In other words: You total up your assets not just in the United States, but around the world, you assess their tax basis and their fair-market value, and whatever you’ve “gained,” above approximately $740,000, you pay taxes on it. For a minor-league hockey player, this would likely not be an issue; for someone with multiple worldwide endorsement contracts like Gu, the financial costs involved in surrendering an American passport would be substantial.
Even renouncing the passport doesn’t end the U.S. government’s involvement in an expatriate’s business. “What you need to do [when renouncing a passport] is file a final-year tax return, and the IRS has three years to audit it, more if there’s suspicion of fraud,” Schwartz says. “You’re never really out of the U.S.’s crosshairs.”
“A person seeking to renounce U.S. citizenship must renounce all the rights and privileges associated with citizenship,” a State Department spokesperson told Yahoo Sports.
Such privileges include not only the right to vote, but the ability to seek the assistance of a United States embassy while living in their new home country. Most notably, surrendering citizenship means surrendering the right to freely enter and leave the United States without the use of a visa — either a student visa, a work visa, or some other form of certification giving the now-former-citizen the temporary right to remain in the United States. Such visas come with requirements and restrictions — someone on a visitor visa, for instance, is not permitted to work in the United States.
What if our now-former citizen decides they made a mistake? It’s a long process to undo renouncing citizenship, and one with no guarantee of success.
“You would basically start back at square one,” Posner says. “There are two ways to become a citizen: either through a family member — spouse, parent, immediate relative — or through an employer. You have to go through various non-immigrant and immigrant visas before becoming a citizen.” Such processes typically take many years in the best-case scenarios.

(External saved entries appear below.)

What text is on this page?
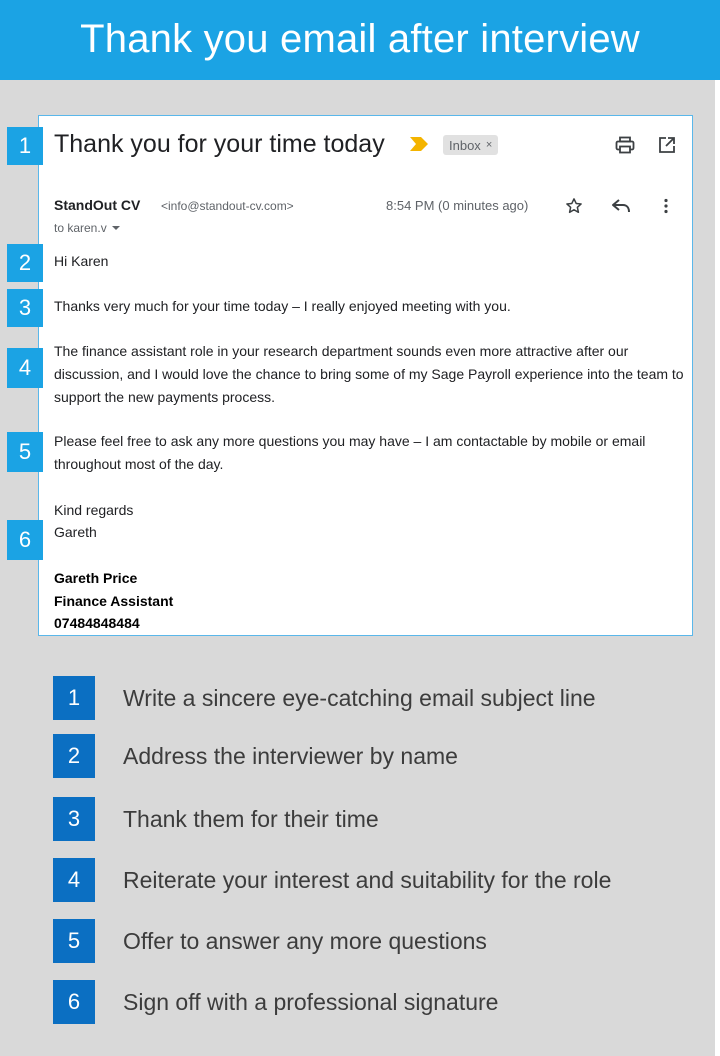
Thank you email after interview
Thank you for your time today	Inbox ×
StandOut CV <info@standout-cv.com>	8:54 PM (0 minutes ago)
to karen.v
1
2
3
4
5
6
Hi Karen
Thanks very much for your time today – I really enjoyed meeting with you.
The finance assistant role in your research department sounds even more attractive after our discussion, and I would love the chance to bring some of my Sage Payroll experience into the team to support the new payments process.
Please feel free to ask any more questions you may have – I am contactable by mobile or email throughout most of the day.
Kind regards
Gareth
Gareth Price
Finance Assistant
07484848484
1	Write a sincere eye-catching email subject line
2	Address the interviewer by name
3	Thank them for their time
4	Reiterate your interest and suitability for the role
5	Offer to answer any more questions
6	Sign off with a professional signature
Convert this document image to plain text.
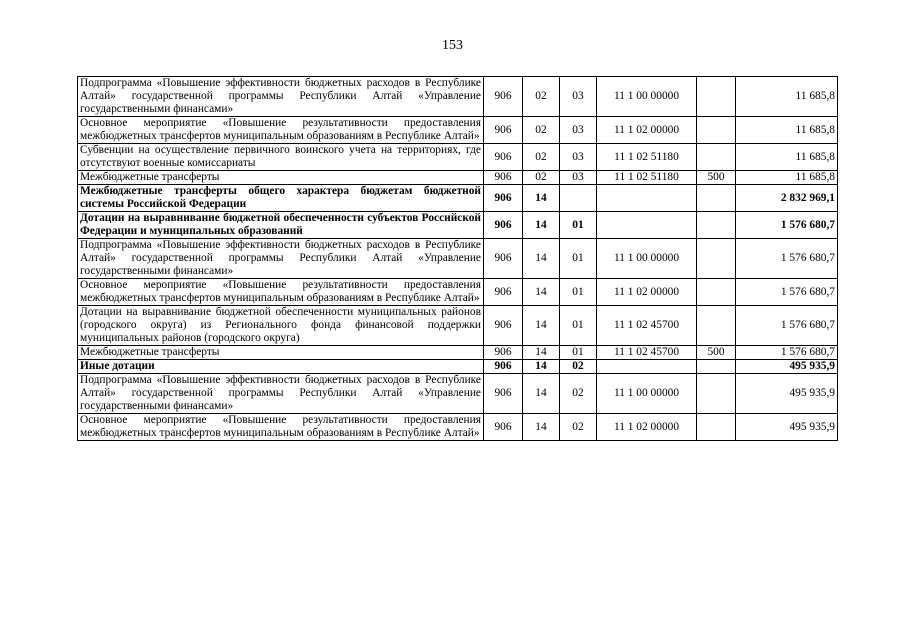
153
Подпрограмма «Повышение эффективности бюджетных расходов в Республике Алтай» государственной программы Республики Алтай «Управление государственными финансами»	906	02	03	11 1 00 00000		11 685,8
Основное мероприятие «Повышение результативности предоставления межбюджетных трансфертов муниципальным образованиям в Республике Алтай»	906	02	03	11 1 02 00000		11 685,8
Субвенции на осуществление первичного воинского учета на территориях, где отсутствуют военные комиссариаты	906	02	03	11 1 02 51180		11 685,8
Межбюджетные трансферты	906	02	03	11 1 02 51180	500	11 685,8
Межбюджетные трансферты общего характера бюджетам бюджетной системы Российской Федерации	906	14				2 832 969,1
Дотации на выравнивание бюджетной обеспеченности субъектов Российской Федерации и муниципальных образований	906	14	01			1 576 680,7
Подпрограмма «Повышение эффективности бюджетных расходов в Республике Алтай» государственной программы Республики Алтай «Управление государственными финансами»	906	14	01	11 1 00 00000		1 576 680,7
Основное мероприятие «Повышение результативности предоставления межбюджетных трансфертов муниципальным образованиям в Республике Алтай»	906	14	01	11 1 02 00000		1 576 680,7
Дотации на выравнивание бюджетной обеспеченности муниципальных районов (городского округа) из Регионального фонда финансовой поддержки муниципальных районов (городского округа)	906	14	01	11 1 02 45700		1 576 680,7
Межбюджетные трансферты	906	14	01	11 1 02 45700	500	1 576 680,7
Иные дотации	906	14	02			495 935,9
Подпрограмма «Повышение эффективности бюджетных расходов в Республике Алтай» государственной программы Республики Алтай «Управление государственными финансами»	906	14	02	11 1 00 00000		495 935,9
Основное мероприятие «Повышение результативности предоставления межбюджетных трансфертов муниципальным образованиям в Республике Алтай»	906	14	02	11 1 02 00000		495 935,9
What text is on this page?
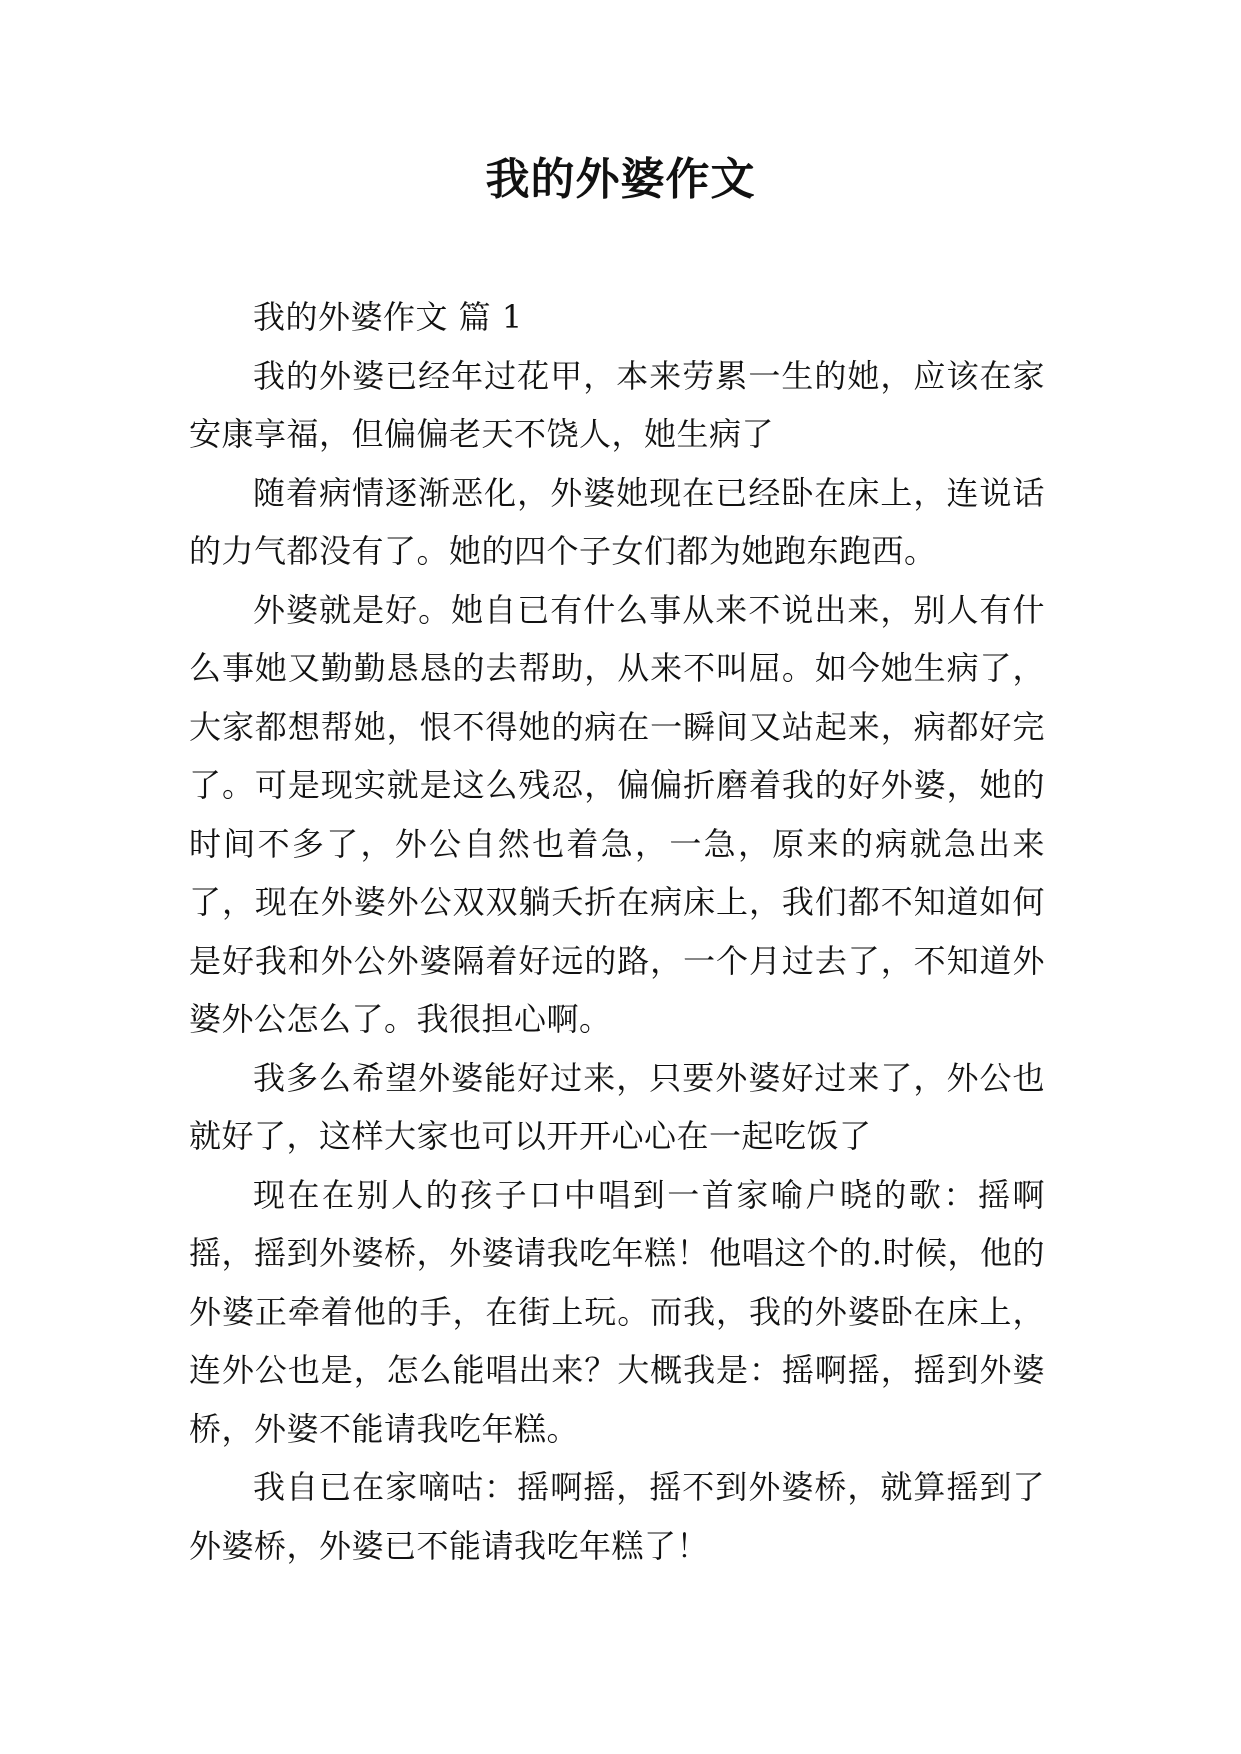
我的外婆作文

我的外婆作文 篇 1

我的外婆已经年过花甲，本来劳累一生的她，应该在家安康享福，但偏偏老天不饶人，她生病了

随着病情逐渐恶化，外婆她现在已经卧在床上，连说话的力气都没有了。她的四个子女们都为她跑东跑西。

外婆就是好。她自已有什么事从来不说出来，别人有什么事她又勤勤恳恳的去帮助，从来不叫屈。如今她生病了，大家都想帮她，恨不得她的病在一瞬间又站起来，病都好完了。可是现实就是这么残忍，偏偏折磨着我的好外婆，她的时间不多了，外公自然也着急，一急，原来的病就急出来了，现在外婆外公双双躺夭折在病床上，我们都不知道如何是好我和外公外婆隔着好远的路，一个月过去了，不知道外婆外公怎么了。我很担心啊。

我多么希望外婆能好过来，只要外婆好过来了，外公也就好了，这样大家也可以开开心心在一起吃饭了

现在在别人的孩子口中唱到一首家喻户晓的歌：摇啊摇，摇到外婆桥，外婆请我吃年糕！他唱这个的.时候，他的外婆正牵着他的手，在街上玩。而我，我的外婆卧在床上，连外公也是，怎么能唱出来？大概我是：摇啊摇，摇到外婆桥，外婆不能请我吃年糕。

我自已在家嘀咕：摇啊摇，摇不到外婆桥，就算摇到了外婆桥，外婆已不能请我吃年糕了！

Is China enforcing its own rule?
If Eileen Gu and other American athletes competing for China have in fact renounced their citizenship, they may enjoy the benefits of representing a new nation. But their legal, financial and logistical relationship with the country of their birth will have become infinitely more complicated.
Again, the IOC doesn’t have a problem with athletes having dual citizenship. The reason the issue has come to the forefront is because of China’s rule against it. The question is, whether they’re enforcing it.
Jeremy Smith is a hockey player from Dearborn, Michigan, but is competing in the games for China. He told ESPN that one of the conditions to playing for China was that he would not renounce his U.S. citizenship.
"They were like, 'Do not worry. We will not ask you. This is not what this whole process is about. It's about getting you qualified for the Olympics,' " he said.
Smith also told Yahoo Sports, “When I'm in China, I'm a Chinese. I'm supported by the Chinese, and I'm truly thankful for that. And when I go to America, I'm American.”
If you’ve been following the Eileen Gu story, that line of reasoning should be familiar.
“I’m American when I’m in the U.S.,” Gu has stated on multiple occasions when asked about her citizenship, “and Chinese when I’m in China.”